Nein, das Fenster ist nicht geöffnet und nein, die Klimaanlage hat sich nicht einfach eingeschaltet. Sie fühlen sich nicht krank und es fühlt sich anders an als der Schüttelfrost, den Sie verspüren, wenn Sie krank sind.
Sie denken vielleicht auch: „Ich habe von Hitzewallungen und Wechseljahren gehört, aber gibt es auch Kältewallungen?“
„Hitzewallungen kommen häufiger vor, aber die Antwort lautet: Ja, Kältewallungen kommen auch bei Frauen vor oder während der Menopause vor“, sagt Dr. Holly L. Thacker, Spezialistin für Frauengesundheit.
Was passiert während eines Kälteblitzes?
Während Sie sich nachts aufgrund Ihres Tagesrhythmus normalerweise etwas kühler fühlen, können Kältewallungen ein Ausdruck von Temperaturinstabilität sein – ein sehr häufiges Ereignis bei Frauen in der Lebensmitte.

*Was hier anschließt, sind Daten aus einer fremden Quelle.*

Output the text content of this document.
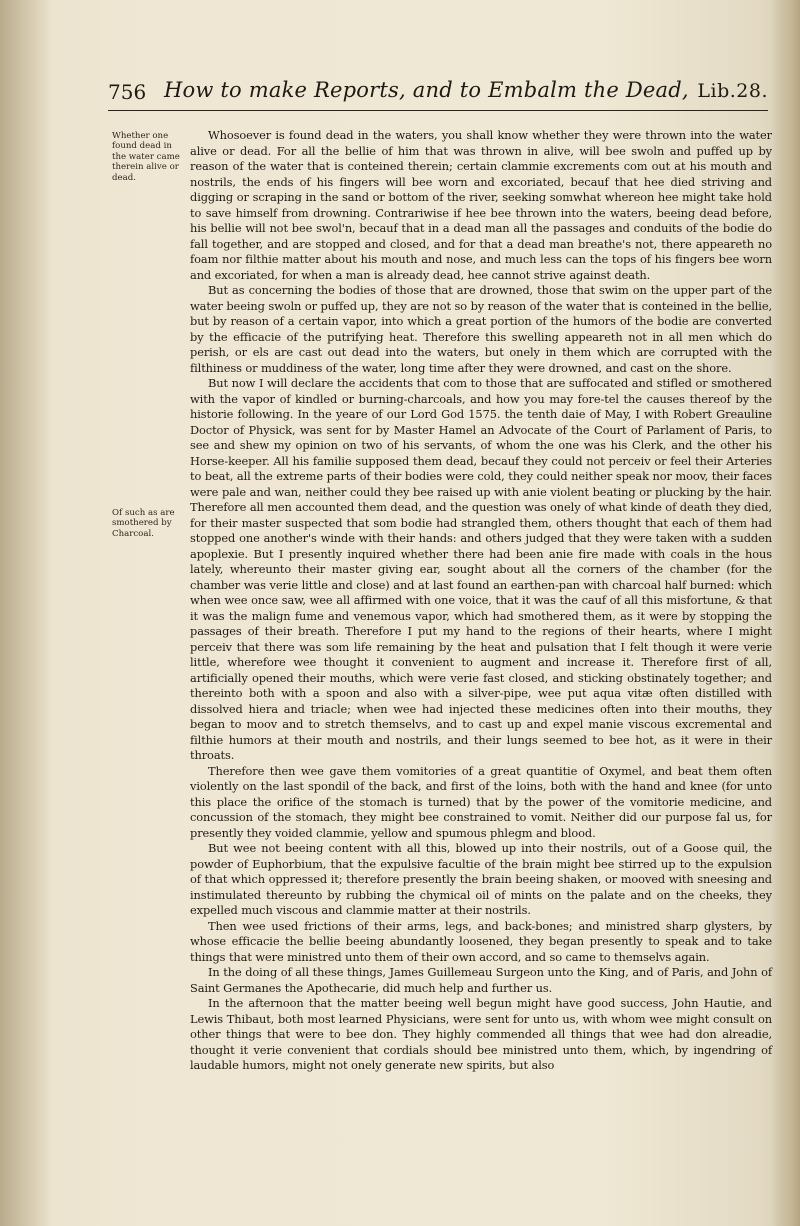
756 How to make Reports, and to Embalm the Dead, Lib.28.
Whether one found dead in the water came therein alive or dead.
Of such as are smothered by Charcoal.

Whosoever is found dead in the waters, you shall know whether they were thrown into the water alive or dead. For all the bellie of him that was thrown in alive, will bee swoln and puffed up by reason of the water that is conteined therein; certain clammie excrements com out at his mouth and nostrils, the ends of his fingers will bee worn and excoriated, becauf that hee died striving and digging or scraping in the sand or bottom of the river, seeking somwhat whereon hee might take hold to save himself from drowning. Contrariwise if hee bee thrown into the waters, beeing dead before, his bellie will not bee swol'n, becauf that in a dead man all the passages and conduits of the bodie do fall together, and are stopped and closed, and for that a dead man breathe's not, there appeareth no foam nor filthie matter about his mouth and nose, and much less can the tops of his fingers bee worn and excoriated, for when a man is already dead, hee cannot strive against death.

But as concerning the bodies of those that are drowned, those that swim on the upper part of the water beeing swoln or puffed up, they are not so by reason of the water that is conteined in the bellie, but by reason of a certain vapor, into which a great portion of the humors of the bodie are converted by the efficacie of the putrifying heat. Therefore this swelling appeareth not in all men which do perish, or els are cast out dead into the waters, but onely in them which are corrupted with the filthiness or muddiness of the water, long time after they were drowned, and cast on the shore.

But now I will declare the accidents that com to those that are suffocated and stifled or smothered with the vapor of kindled or burning-charcoals, and how you may fore-tel the causes thereof by the historie following. In the yeare of our Lord God 1575. the tenth daie of May, I with Robert Greauline Doctor of Physick, was sent for by Master Hamel an Advocate of the Court of Parlament of Paris, to see and shew my opinion on two of his servants, of whom the one was his Clerk, and the other his Horse-keeper. All his familie supposed them dead, becauf they could not perceiv or feel their Arteries to beat, all the extreme parts of their bodies were cold, they could neither speak nor moov, their faces were pale and wan, neither could they bee raised up with anie violent beating or plucking by the hair. Therefore all men accounted them dead, and the question was onely of what kinde of death they died, for their master suspected that som bodie had strangled them, others thought that each of them had stopped one another's winde with their hands: and others judged that they were taken with a sudden apoplexie. But I presently inquired whether there had been anie fire made with coals in the hous lately, whereunto their master giving ear, sought about all the corners of the chamber (for the chamber was verie little and close) and at last found an earthen-pan with charcoal half burned: which when wee once saw, wee all affirmed with one voice, that it was the cauf of all this misfortune, & that it was the malign fume and venemous vapor, which had smothered them, as it were by stopping the passages of their breath. Therefore I put my hand to the regions of their hearts, where I might perceiv that there was som life remaining by the heat and pulsation that I felt though it were verie little, wherefore wee thought it convenient to augment and increase it. Therefore first of all, artificially opened their mouths, which were verie fast closed, and sticking obstinately together; and thereinto both with a spoon and also with a silver-pipe, wee put aqua vitæ often distilled with dissolved hiera and triacle; when wee had injected these medicines often into their mouths, they began to moov and to stretch themselvs, and to cast up and expel manie viscous excremental and filthie humors at their mouth and nostrils, and their lungs seemed to bee hot, as it were in their throats.

Therefore then wee gave them vomitories of a great quantitie of Oxymel, and beat them often violently on the last spondil of the back, and first of the loins, both with the hand and knee (for unto this place the orifice of the stomach is turned) that by the power of the vomitorie medicine, and concussion of the stomach, they might bee constrained to vomit. Neither did our purpose fal us, for presently they voided clammie, yellow and spumous phlegm and blood.

But wee not beeing content with all this, blowed up into their nostrils, out of a Goose quil, the powder of Euphorbium, that the expulsive facultie of the brain might bee stirred up to the expulsion of that which oppressed it; therefore presently the brain beeing shaken, or mooved with sneesing and instimulated thereunto by rubbing the chymical oil of mints on the palate and on the cheeks, they expelled much viscous and clammie matter at their nostrils.

Then wee used frictions of their arms, legs, and back-bones; and ministred sharp glysters, by whose efficacie the bellie beeing abundantly loosened, they began presently to speak and to take things that were ministred unto them of their own accord, and so came to themselvs again.

In the doing of all these things, James Guillemeau Surgeon unto the King, and of Paris, and John of Saint Germanes the Apothecarie, did much help and further us.

In the afternoon that the matter beeing well begun might have good success, John Hautie, and Lewis Thibaut, both most learned Physicians, were sent for unto us, with whom wee might consult on other things that were to bee don. They highly commended all things that wee had don alreadie, thought it verie convenient that cordials should bee ministred unto them, which, by ingendring of laudable humors, might not onely generate new spirits, but also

Tagsüber sind Sie wahrscheinlich mehr körperlich aktiv und es ist weniger wahrscheinlich, dass Sie unter Kälteeinbrüchen leiden, aber auch dann kann es gelegentlich vorkommen.
Ja, das liegt hauptsächlich an Ihren Hormonen.
„Während der Lebensmitte schwanken Ihre Hormone. Durch schwankende Hormone wird der interne Thermostat Ihres Gehirns empfindlicher. Das bedeutet, dass Sie möglicherweise plötzlich entweder Hitze- oder Kälteempfindungen verspüren“, sagt Dr. Thacker.
Es ist die Unfähigkeit des Körpers, die Temperatur zu diesen Zeiten zu regulieren, die dazu führt, dass Ihre Temperatur schnell sinkt oder ansteigt.
Was kann ich tun, wenn ich Kältewallungen bekomme?
Kältewallungen verlaufen meist recht schnell und verschwinden meist innerhalb weniger Minuten. In manchen Fällen können sie jedoch bis zu 20 Minuten dauern.
- Vermeiden Sie Koffein und Alkohol vor dem Schlafengehen: Beides kann die normalen Thermoregulationssysteme Ihres Körpers stören (die zur Regulierung Ihrer Kerntemperatur beitragen).
- Begrenzen Sie Zucker, scharfe Speisen und Nikotin: Diese können auch die Temperaturregulierung Ihres Körpers unregelmäßig machen.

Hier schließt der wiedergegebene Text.